These days, the building design of a healthcare facility plays a significant role in a patient’s treatment and recovery, as well as the improvement of the well-being of its employees. It is a philosophy that guides two of the growing healthcare construction trends.
In 2006, the Center for Health Design published an analysis of peer-reviewed journals that focused on the effects of light in a healthcare setting. Some of the notable findings include the following:
- Lighting can affect the performance of healthcare professionals. The right one can reduce errors in filling out a prescription. It can also enhance the way they do visual tasks.
- Lighting has a contribution in maintaining (or disrupting) the circadian rhythm. It matters to nurses and doctors who struggle with erratic schedules, as well as patients who need the right amount of sleep.
- Lighting can also affect mood.
Modifying the lighting system to fit the ever-changing needs of a healthcare facility can be daunting and can also be very inefficient. To address this issue, a design and construction company in New Zealand has introduced programmable lighting. It can incorporate dimmers that can help minimise glare.
Double Glazed Windows
Many healthcare facilities are also using double-glazed windows, which comprise of at least two layers of panes with a vacuum or space in between. The design’s most significant benefits are in energy efficiency and insulation.
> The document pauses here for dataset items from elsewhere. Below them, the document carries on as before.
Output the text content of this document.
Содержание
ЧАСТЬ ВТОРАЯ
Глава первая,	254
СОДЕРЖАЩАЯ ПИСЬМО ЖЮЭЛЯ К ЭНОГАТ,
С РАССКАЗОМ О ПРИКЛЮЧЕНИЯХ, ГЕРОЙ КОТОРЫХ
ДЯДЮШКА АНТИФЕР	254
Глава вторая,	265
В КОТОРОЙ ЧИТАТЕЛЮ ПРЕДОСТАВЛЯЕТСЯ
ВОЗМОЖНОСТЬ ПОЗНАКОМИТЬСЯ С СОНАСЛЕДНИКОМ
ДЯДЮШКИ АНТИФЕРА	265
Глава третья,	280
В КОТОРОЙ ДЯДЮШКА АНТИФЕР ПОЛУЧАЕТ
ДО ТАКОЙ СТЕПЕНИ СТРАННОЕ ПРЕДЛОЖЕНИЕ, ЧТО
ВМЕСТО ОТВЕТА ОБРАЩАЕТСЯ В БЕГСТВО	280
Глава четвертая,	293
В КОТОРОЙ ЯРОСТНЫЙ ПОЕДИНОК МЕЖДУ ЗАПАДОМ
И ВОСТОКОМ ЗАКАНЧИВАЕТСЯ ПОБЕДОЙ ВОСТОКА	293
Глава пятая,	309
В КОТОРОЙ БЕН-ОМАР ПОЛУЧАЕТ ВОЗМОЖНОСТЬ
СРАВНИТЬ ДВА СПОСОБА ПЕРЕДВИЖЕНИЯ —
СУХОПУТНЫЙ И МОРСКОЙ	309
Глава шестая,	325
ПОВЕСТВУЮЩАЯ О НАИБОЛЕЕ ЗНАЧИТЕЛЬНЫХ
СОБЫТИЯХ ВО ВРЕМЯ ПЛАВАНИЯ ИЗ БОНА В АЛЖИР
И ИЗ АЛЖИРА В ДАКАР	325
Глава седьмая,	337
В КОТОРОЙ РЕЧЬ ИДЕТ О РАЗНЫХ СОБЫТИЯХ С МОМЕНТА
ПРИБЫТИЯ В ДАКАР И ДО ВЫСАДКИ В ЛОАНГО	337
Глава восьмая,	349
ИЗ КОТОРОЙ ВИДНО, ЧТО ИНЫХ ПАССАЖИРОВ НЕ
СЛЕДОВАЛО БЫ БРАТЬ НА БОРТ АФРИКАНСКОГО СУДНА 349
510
They can decrease heat loss during winter and prevent excessive heat during summer.
In the healthcare setting, though, it has another use: noise control. While some research points to how sound can help in the healing process, a high level of noise can delay recovery. One of the studies, published in the Journal of Applied Physiology, revealed that sleep restrictions might delay wound healing. This is even if the person maintains proper nutrition.
Just like other countries, New Zealand’s healthcare system faces many challenges. Several older people are living longer. The economic burden of chronic conditions is increasing. The labour shortage can mean higher wages.
Keeping older people healthy and independent can include more health and social services than needed for younger individuals. Moreover, older adults are more likely to have a disability and more than one ailment. With that in mind, New Zealand wants a health program that helps people live longer but also spend more of that life in excellent health.
Unfortunately, some population groups in New Zealand do not benefit from the health and disability program as much as others. For instance, while New Zealanders, in general, are living longer, Māori and Pacific peoples still have lower lifespans than the population as a whole. Individuals with a mental disorder can also expect to live for 18–23 fewer years than others. Disabled people typically experience worse health than the majority of the population.
In the end, these two innovative solutions can help the country manage these problems in many ways. These include reducing energy costs, potentially reducing burnout and illness among professionals and speeding up the recovery of patients.